By Shawn Kennedy, AJN editorial director/interim editor-in-chief
Nurses of course work shifts—in my first year in the ER, I rotated monthly: one month on days, one on evenings, and one on nights. Nights were the hardest—coming to work at 11:30 pm when everyone else was still partying or heading to bed. Then trying to sleep in a 3rd floor apartment on Second Avenue in Manhattan—you could still hear all the street noises with the windows closed. You never quite felt yourself on a night shift.
But eventually you found ways to deal with sleeping—you got used to the noise and the light (earplugs and sleep masks helped). And then there was coffee or Coke or Pepsi and chocolate; for some it was NoDoz because they didn’t like coffee. Many of us found it worked well to sleep once kids went off to school and until they got home; that allowed for some errands to get done and for some family time at dinner. Then, a quick “laydown” for a nap around 9 pm for an hour or so was enough to get us through the night shift. Colleagues without children would head right out to do chores early in the morning and then head home to sleep from 1 pm to 9 pm. Summers were great—we’d all head to the beach right off shift at 8 am, have the beach to ourselves until noon, and then head home to sleep. We all eventually found our method or “drug of choice.”
But now there is a real drug that’s being marketed to nurses and other health and shift workers. Apparently “shift work sleep disorder” is a real diagnosis and the FDA has approved Nuvigil (armodafanil) as a treatment. (In fact, treating shift work fatigue with prescription drugs isn’t as new as I’d thought: Nuvigil is the company’s chemically similar successor to Provigil [modafinil], a previously-FDA-approved drug that is soon to be available in generic form.)
At first I thought it was cynical to market a drug to treat ordinary sleepiness due to shift work—a condition we didn’t use to describe as a “disorder.” But as I thought more about it, I wondered what the difference really is between taking an FDA-approved prescription and drinking four or five cups of coffee, or popping some NoDoz caffeine pills?

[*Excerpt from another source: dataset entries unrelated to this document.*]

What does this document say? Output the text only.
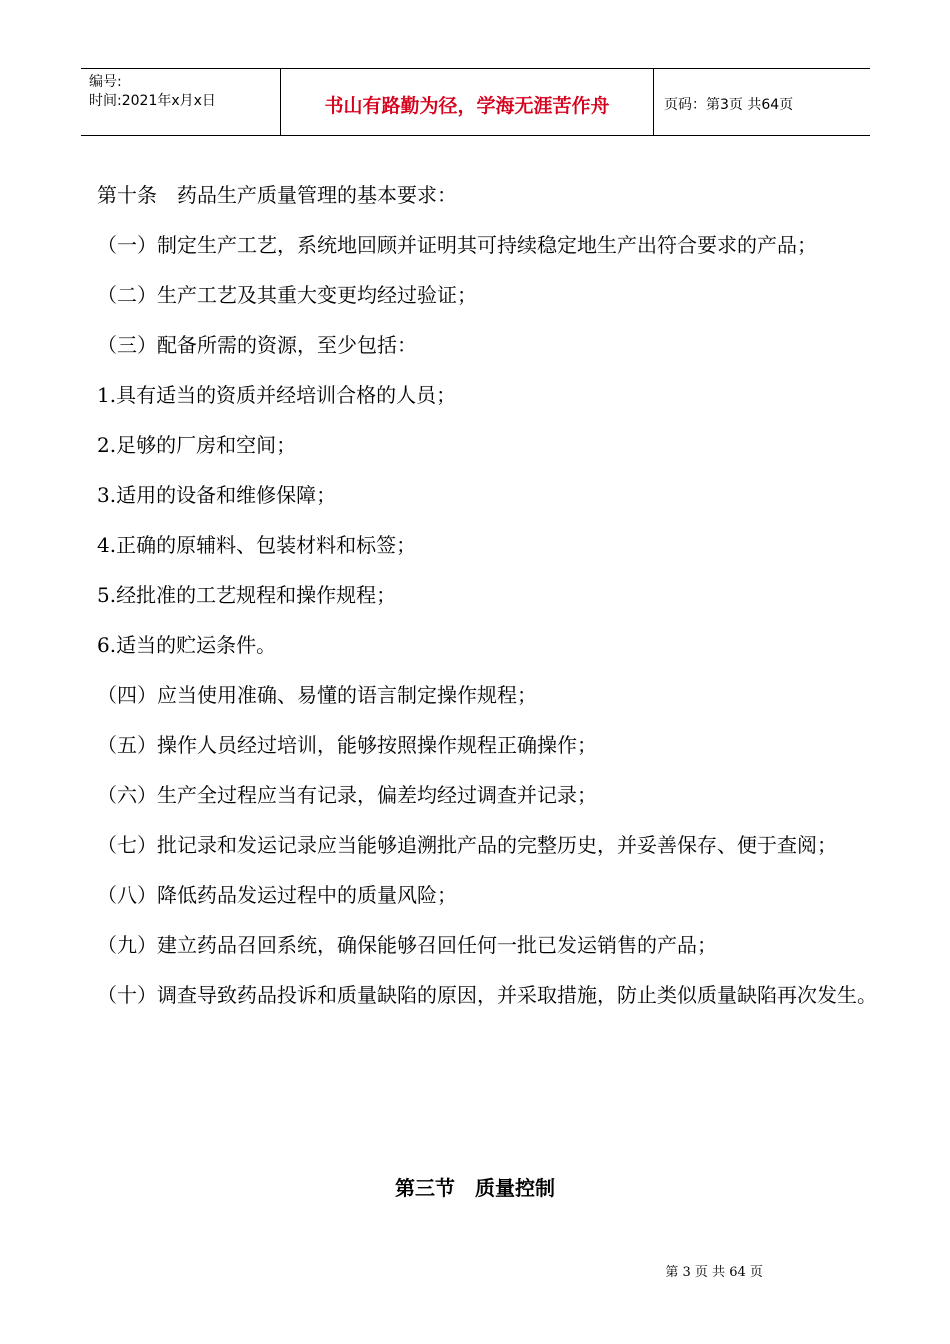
编号:
时间:2021年x月x日	书山有路勤为径，学海无涯苦作舟	页码：第3页 共64页

第十条　药品生产质量管理的基本要求：

（一）制定生产工艺，系统地回顾并证明其可持续稳定地生产出符合要求的产品；

（二）生产工艺及其重大变更均经过验证；

（三）配备所需的资源，至少包括：

1.具有适当的资质并经培训合格的人员；

2.足够的厂房和空间；

3.适用的设备和维修保障；

4.正确的原辅料、包装材料和标签；

5.经批准的工艺规程和操作规程；

6.适当的贮运条件。

（四）应当使用准确、易懂的语言制定操作规程；

（五）操作人员经过培训，能够按照操作规程正确操作；

（六）生产全过程应当有记录，偏差均经过调查并记录；

（七）批记录和发运记录应当能够追溯批产品的完整历史，并妥善保存、便于查阅；

（八）降低药品发运过程中的质量风险；

（九）建立药品召回系统，确保能够召回任何一批已发运销售的产品；

（十）调查导致药品投诉和质量缺陷的原因，并采取措施，防止类似质量缺陷再次发生。

第三节　质量控制

第 3 页 共 64 页
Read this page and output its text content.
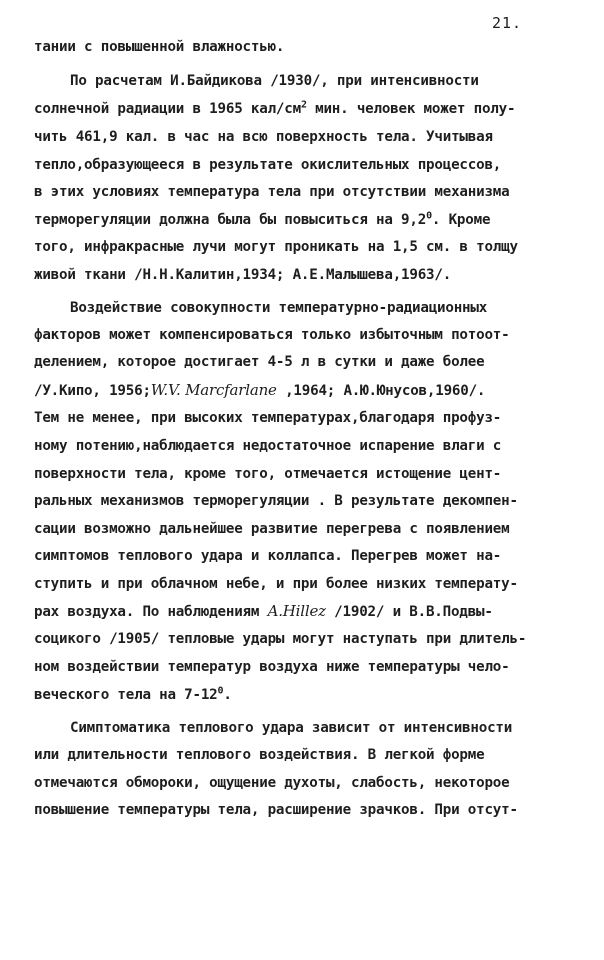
21.
тании с повышенной влажностью.
По расчетам И.Байдикова /1930/, при интенсивности
солнечной радиации в 1965 кал/$см^2$ мин. человек может полу-
чить 461,9 кал. в час на всю поверхность тела. Учитывая
тепло,образующееся в результате окислительных процессов,
в этих условиях температура тела при отсутствии механизма
терморегуляции должна была бы повыситься на $9,2^0$. Кроме
того, инфракрасные лучи могут проникать на 1,5 см. в толщу
живой ткани /Н.Н.Калитин,1934; А.Е.Малышева,1963/.
Воздействие совокупности температурно-радиационных
факторов может компенсироваться только избыточным потоот-
делением, которое достигает 4-5 л в сутки и даже более
/У.Кипо, 1956;W.V. Marcfarlane ,1964; А.Ю.Юнусов,1960/.
Тем не менее, при высоких температурах,благодаря профуз-
ному потению,наблюдается недостаточное испарение влаги с
поверхности тела, кроме того, отмечается истощение цент-
ральных механизмов терморегуляции . В результате декомпен-
сации возможно дальнейшее развитие перегрева с появлением
симптомов теплового удара и коллапса. Перегрев может на-
ступить и при облачном небе, и при более низких температу-
рах воздуха. По наблюдениям A.Hillez /1902/ и В.В.Подвы-
социкого /1905/ тепловые удары могут наступать при длитель-
ном воздействии температур воздуха ниже температуры чело-
веческого тела на $7-12^0$.
Симптоматика теплового удара зависит от интенсивности
или длительности теплового воздействия. В легкой форме
отмечаются обмороки, ощущение духоты, слабость, некоторое
повышение температуры тела, расширение зрачков. При отсут-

I did check the drug information about armodafanil. It was studied in four clinical trials involving 1,100 people; trials did not last longer than 12 weeks (so no long-term study).

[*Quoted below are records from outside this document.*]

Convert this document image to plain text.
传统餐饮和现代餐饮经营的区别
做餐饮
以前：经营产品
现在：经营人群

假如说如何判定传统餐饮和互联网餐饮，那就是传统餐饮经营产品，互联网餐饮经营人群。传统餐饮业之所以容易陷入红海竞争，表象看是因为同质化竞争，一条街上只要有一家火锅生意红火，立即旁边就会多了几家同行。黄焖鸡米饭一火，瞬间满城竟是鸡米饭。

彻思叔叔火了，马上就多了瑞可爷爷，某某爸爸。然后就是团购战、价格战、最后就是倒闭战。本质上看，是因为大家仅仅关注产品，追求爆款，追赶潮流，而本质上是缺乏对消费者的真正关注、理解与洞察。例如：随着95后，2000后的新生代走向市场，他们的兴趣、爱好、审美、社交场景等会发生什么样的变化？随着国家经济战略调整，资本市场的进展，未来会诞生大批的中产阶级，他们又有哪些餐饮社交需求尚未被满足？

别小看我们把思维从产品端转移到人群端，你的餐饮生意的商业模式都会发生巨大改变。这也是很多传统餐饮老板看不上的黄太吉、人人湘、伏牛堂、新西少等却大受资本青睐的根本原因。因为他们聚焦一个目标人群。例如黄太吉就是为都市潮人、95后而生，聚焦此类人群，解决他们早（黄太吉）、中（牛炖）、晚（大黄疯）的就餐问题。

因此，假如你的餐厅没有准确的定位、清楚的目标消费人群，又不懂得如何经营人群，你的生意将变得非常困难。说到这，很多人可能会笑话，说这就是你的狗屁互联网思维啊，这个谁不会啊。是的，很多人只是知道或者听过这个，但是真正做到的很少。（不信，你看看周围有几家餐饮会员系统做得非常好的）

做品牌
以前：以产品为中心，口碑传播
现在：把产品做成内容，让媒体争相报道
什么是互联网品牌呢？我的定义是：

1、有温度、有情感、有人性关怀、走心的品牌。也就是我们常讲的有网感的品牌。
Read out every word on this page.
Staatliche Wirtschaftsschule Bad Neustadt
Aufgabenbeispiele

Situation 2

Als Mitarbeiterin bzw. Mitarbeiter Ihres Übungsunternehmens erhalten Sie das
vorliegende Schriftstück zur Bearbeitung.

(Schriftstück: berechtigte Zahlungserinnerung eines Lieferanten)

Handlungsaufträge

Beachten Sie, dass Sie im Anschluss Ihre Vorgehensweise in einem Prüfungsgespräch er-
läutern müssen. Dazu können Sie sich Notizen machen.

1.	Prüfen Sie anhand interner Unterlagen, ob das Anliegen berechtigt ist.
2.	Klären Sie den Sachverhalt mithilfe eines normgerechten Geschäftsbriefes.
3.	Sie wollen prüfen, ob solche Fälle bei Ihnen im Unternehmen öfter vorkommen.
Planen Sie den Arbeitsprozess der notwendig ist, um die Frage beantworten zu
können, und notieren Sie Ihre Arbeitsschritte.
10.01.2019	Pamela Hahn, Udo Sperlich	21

I learned that, while the chance of adverse effects seems relatively minimal,
“NUVIGIL is a federally controlled substance (C-IV) because it has the potential to be abused or lead to dependence. And patients should be cautioned about operating an automobile or other hazardous machinery until they are reasonably certain that NUVIGIL therapy will not adversely affect their ability to engage in such activities.”
So I wonder: does manipulating multiple central lines count as “hazardous machinery”? Does working with ventilators and arterial lines and calculating dosages for vasoactive medications for neonates count as hazardous machinery? Perhaps before prescribing this medication for shift workers, one should do a clinical trial evaluating the drug in real world use, where the real world problems will occur. Or maybe hospitals could have nap rooms where workers could take a break and get a bit of sleep to refresh themselves. (And how many of us have never taken an opportunity to catch a short nap on our break? Researchers say it’s time we acknowledge it and openly allow it.)

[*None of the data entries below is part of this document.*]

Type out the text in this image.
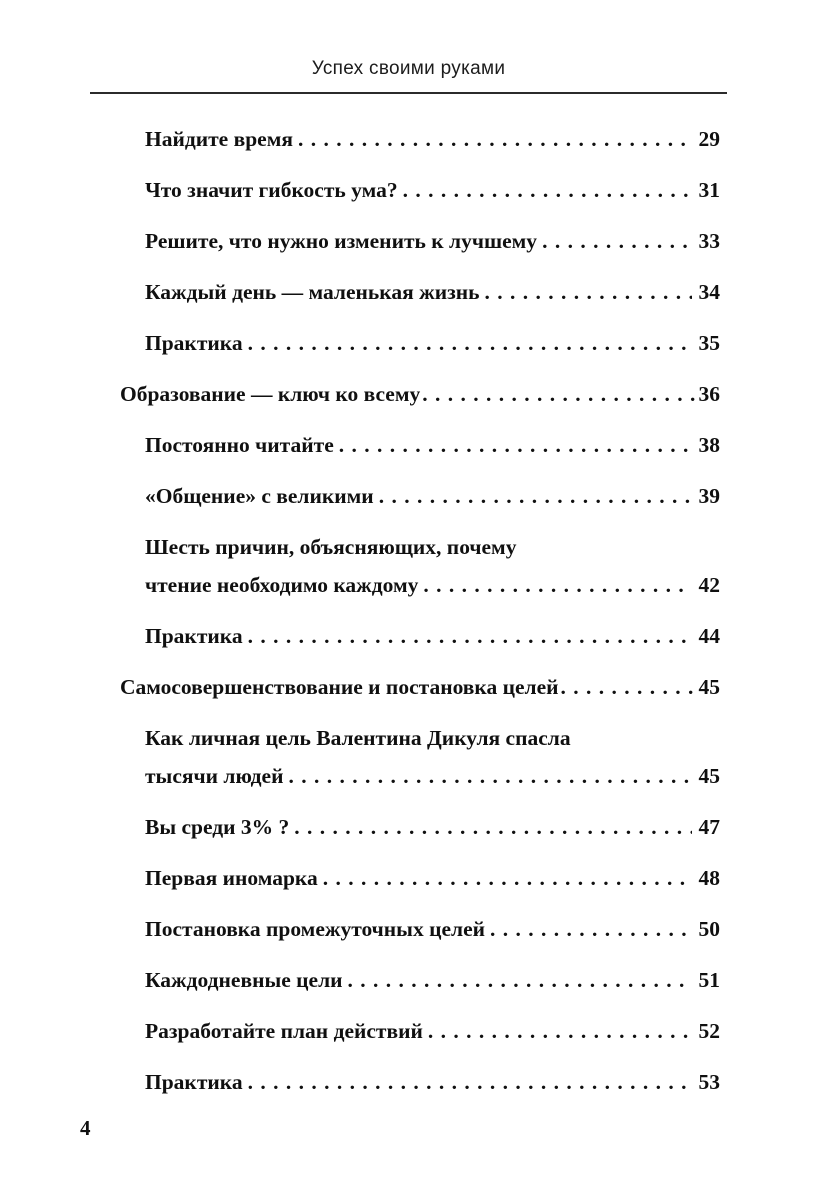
Успех своими руками
Найдите время . . .	29
Что значит гибкость ума? . . .	31
Решите, что нужно изменить к лучшему . . .	33
Каждый день — маленькая жизнь . . .	34
Практика . . .	35
Образование — ключ ко всему . . .	36
Постоянно читайте . . .	38
«Общение» с великими . . .	39
Шесть причин, объясняющих, почему
чтение необходимо каждому . . .	42
Практика . . .	44
Самосовершенствование и постановка целей . . .	45
Как личная цель Валентина Дикуля спасла
тысячи людей . . .	45
Вы среди 3% ? . . .	47
Первая иномарка . . .	48
Постановка промежуточных целей . . .	50
Каждодневные цели . . .	51
Разработайте план действий . . .	52
Практика . . .	53
4
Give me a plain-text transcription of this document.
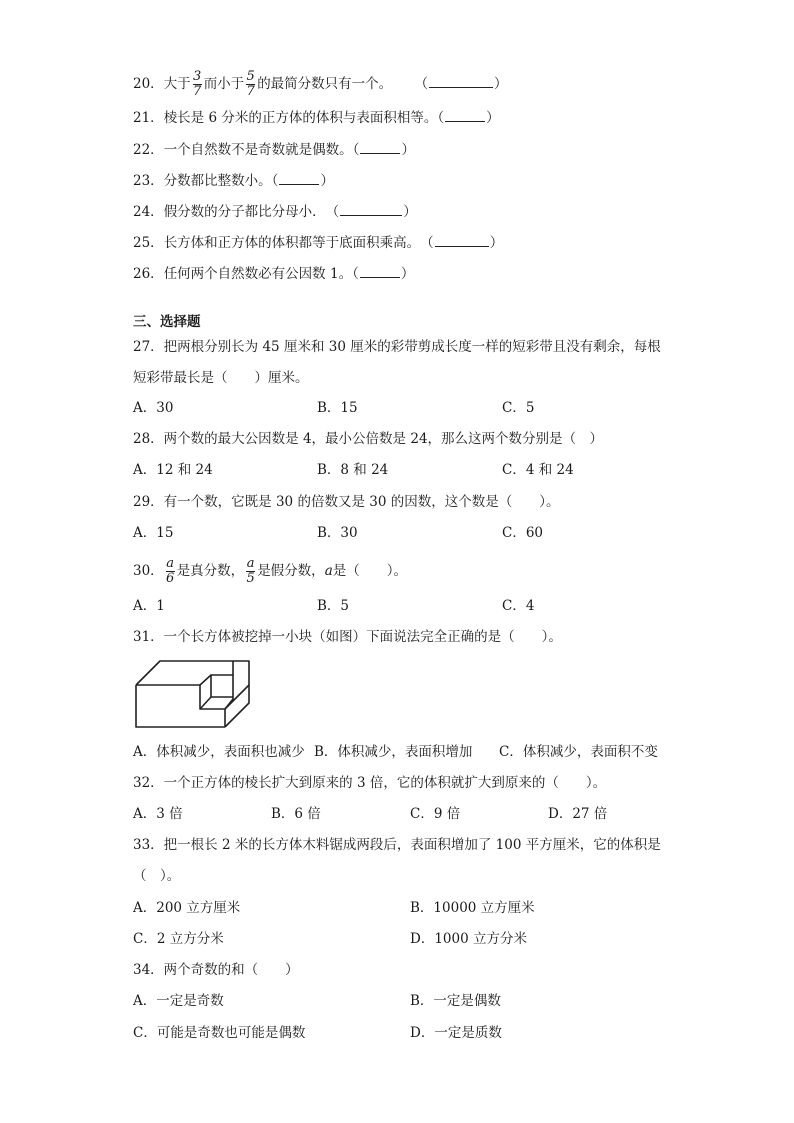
20．大于 $\frac{3}{7}$ 而小于 $\frac{5}{7}$ 的最简分数只有一个。 （	）
21．棱长是 6 分米的正方体的体积与表面积相等。（	）
22．一个自然数不是奇数就是偶数。（	）
23．分数都比整数小。（	）
24．假分数的分子都比分母小．　（	）
25．长方体和正方体的体积都等于底面积乘高。　（	）
26．任何两个自然数必有公因数 1。（	）
三、选择题
27．把两根分别长为 45 厘米和 30 厘米的彩带剪成长度一样的短彩带且没有剩余，每根
短彩带最长是（　　）厘米。
A．30	B．15	C．5
28．两个数的最大公因数是 4，最小公倍数是 24，那么这两个数分别是（　）
A．12 和 24	B．8 和 24	C．4 和 24
29．有一个数，它既是 30 的倍数又是 30 的因数，这个数是（　　）。
A．15	B．30	C．60
30． $\frac{a}{6}$ 是真分数， $\frac{a}{5}$ 是假分数，a是（　　）。
A．1	B．5	C．4
31．一个长方体被挖掉一小块（如图）下面说法完全正确的是（　　）。
A．体积减少，表面积也减少 B．体积减少，表面积增加 C．体积减少，表面积不变
32．一个正方体的棱长扩大到原来的 3 倍，它的体积就扩大到原来的（　　）。
A．3 倍	B．6 倍	C．9 倍	D．27 倍
33．把一根长 2 米的长方体木料锯成两段后，表面积增加了 100 平方厘米，它的体积是
（　）。
A．200 立方厘米	B．10000 立方厘米
C．2 立方分米	D．1000 立方分米
34．两个奇数的和（　　）
A．一定是奇数	B．一定是偶数
C．可能是奇数也可能是偶数	D．一定是质数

And then there’s this: as a pharma-watchdog blog pointed out just yesterday, European regulators have expressed concerns about Provigil, pointing to “safety concerns over psychiatric disorders, skin and subcutaneous tissue reactions . . . ” For now they are restricting the drug’s use to just the treatment of narcolepsy, while ruling it out for the treatment of excessive sleepiness associated with shift work sleep disorder, hyerpsomnia, and sleep apnea. Will Nuvigil be next?